Momentum has been building toward such a change for a couple of months. The NCAA Division I Board of Directors voted 21–1 in April in favor of directing the D-I Council to “adopt legislation to deregulate the prohibition on wagering on professional sports.” The council moved the proposal along in May to a formal vote, which is expected to take place Tuesday or Wednesday.

If the D-I Council approves the change, it would then need to be passed by the D-II and D-III Councils in July. However, sources tell SI that the greater resistance could come this week from members of the 35-person D-I Council, which consists of administrators from a broad swath of campuses and conferences.

“It’s been hotly debated,” says one source familiar with the discussions. “This is not a slam dunk.”

Currently, NCAA athletes and staff members are prohibited from wagering on professional sports that also are sponsored by the NCAA. That includes football, basketball, hockey, baseball, golf and tennis. Even if the legislation is approved and pro sports wagering is allowed, NCAA athletes would still not be permitted to bet on college sports.

Campus compliance staffs and the NCAA national office have been bogged down dealing with relatively small-scale betting violations on NFL, NBA and Major League Baseball across a landscape in which sports wagering is now legal in 39 states and commonplace among college students.

The NCAA reviewed and altered its gambling penalties two years ago, creating a sliding scale for suspensions for impermissible wagering based on the amounts being bet. And after Iowa and Iowa State athletes were caught up in a sports wagering sting operation of sorts in 2023, D-I conference commissioners asked the NCAA to compare its gambling policies with those of U.S. professional leagues and national governing bodies in Olympic sports. 

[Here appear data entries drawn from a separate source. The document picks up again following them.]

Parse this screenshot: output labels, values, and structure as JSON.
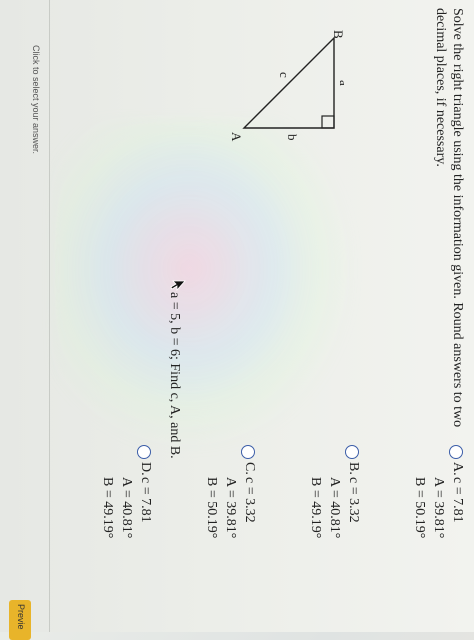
{
  "question": {
    "instruction": "Solve the right triangle using the information given. Round answers to two decimal places, if necessary.",
    "given": "a = 5, b = 6;  Find c, A, and B."
  },
  "figure": {
    "vertex_a": "A",
    "vertex_b": "B",
    "side_a": "a",
    "side_b": "b",
    "side_c": "c"
  },
  "choices": [
    {
      "letter": "A.",
      "line1": "c = 7.81",
      "line2": "A = 39.81°",
      "line3": "B = 50.19°"
    },
    {
      "letter": "B.",
      "line1": "c = 3.32",
      "line2": "A = 40.81°",
      "line3": "B = 49.19°"
    },
    {
      "letter": "C.",
      "line1": "c = 3.32",
      "line2": "A = 39.81°",
      "line3": "B = 50.19°"
    },
    {
      "letter": "D.",
      "line1": "c = 7.81",
      "line2": "A = 40.81°",
      "line3": "B = 49.19°"
    }
  ],
  "footer": {
    "hint": "Click to select your answer.",
    "preview_button": "Previe"
  },
  "colors": {
    "radio_border": "#3b5da8",
    "preview_button": "#e8b42a"
  }
}
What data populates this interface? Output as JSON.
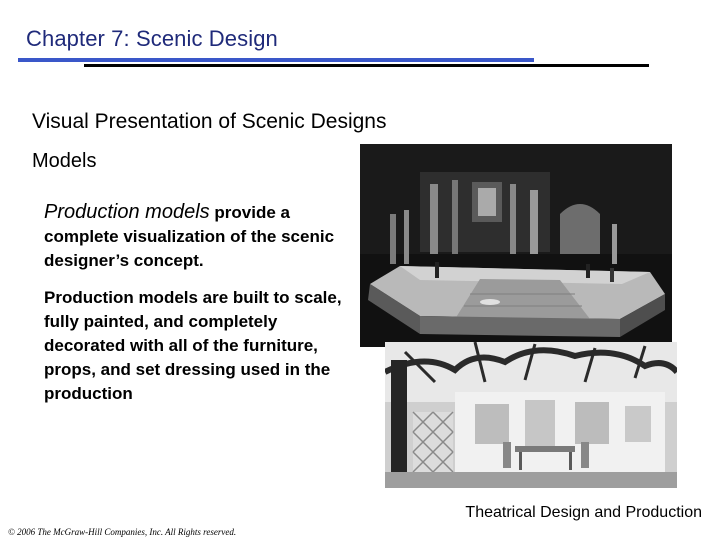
{
  "header": {
    "chapter_title": "Chapter 7:  Scenic Design"
  },
  "slide": {
    "heading": "Visual Presentation of Scenic Designs",
    "subheading": "Models",
    "para1_lead": "Production models",
    "para1_rest": " provide a complete visualization of the scenic designer’s concept.",
    "para2": "Production models are built to scale, fully painted, and completely decorated with all of the furniture, props, and set dressing used in the production"
  },
  "footer": {
    "book_title": "Theatrical Design and Production",
    "copyright": "© 2006 The McGraw-Hill Companies, Inc. All Rights reserved."
  },
  "colors": {
    "title_blue": "#1f2a7a",
    "rule_blue": "#3a57c9",
    "rule_black": "#000000"
  }
}
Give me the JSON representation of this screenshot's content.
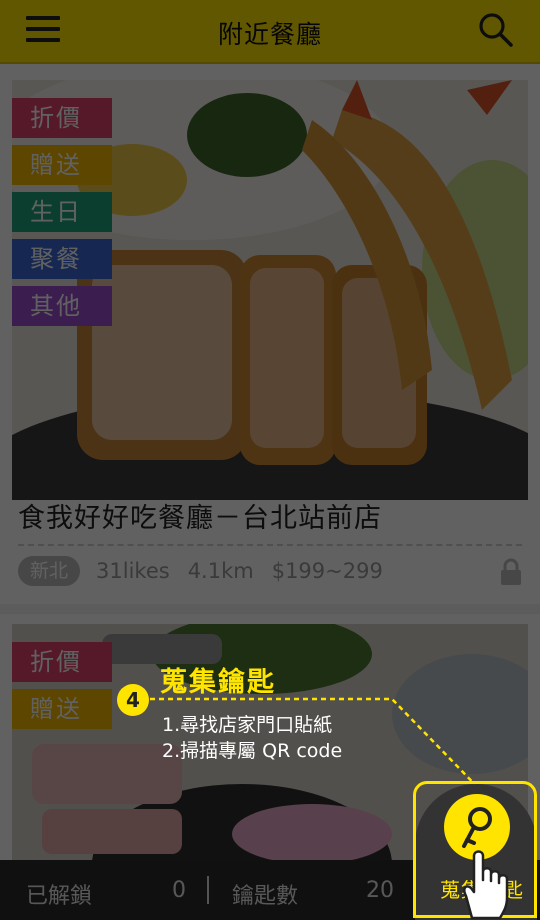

The NCAA policies were more restrictive, which led to discussions about whether that should be the case. Those wishing to remove the ban on pro sports wagering have emphasized that education on problem gambling should be prioritized over penalizing athletes.

Toward that end, campus athletic mental-health practitioners have been given more information to treat problem gambling in a manner similar to other addictive behaviors. The hope is that gambling addicts would be more willing to admit a wagering problem and seek help if they weren’t afraid of losing eligibility for betting on pro sports.

“One of the big things that’s not really being tracked is gambling as a mental-health issue,” one source says. “We should be helping people instead of whacking them with ineligibility.”

However, resistance remains from those who are concerned about gambling on pro sports being a gateway to gambling on college sports—including athletes betting on their own sports and teams. There is a school of thought that more permissible athlete gambling simply creates more problems, not fewer.

If the rule change is approved, it would signal that the NCAA and its member schools are pulling back to focus on policing wagering that more directly threatens the college athletics product. That starts with integrity—point shaving, game fixing or manipulating individual performances—and extends to pressure and criticism aimed at athletes who cost gamblers money.

Federal and NCAA investigations remain ongoing regarding game fixing in men’s college basketball. The arrest of several men in connection with former NBA player Jontay Porter manipulating his performances last year widened into a probe of multiple college games and teams, and at least one other NBA player. Although little news has come out on that front in recent weeks, sources tell SI that inquiries by both the feds and NCAA enforcement remain active. Several D-I men’s basketball teams suspended or dismissed players during the 2024–25 season in what sources say were disciplinary actions related to either betting on college games (including their own) or manipulating their performances for wagering purposes.

NCAA president Charlie Baker has been outspoken about wanting to curtail online abuse of college athletes from gamblers who lost money on their performances. The NCAA aired advertisements starting in March aimed at the problem. Study results released by the NCAA in June showed a reduction in online abuse during the 2025 NCAA men’s and women’s basketball tournaments.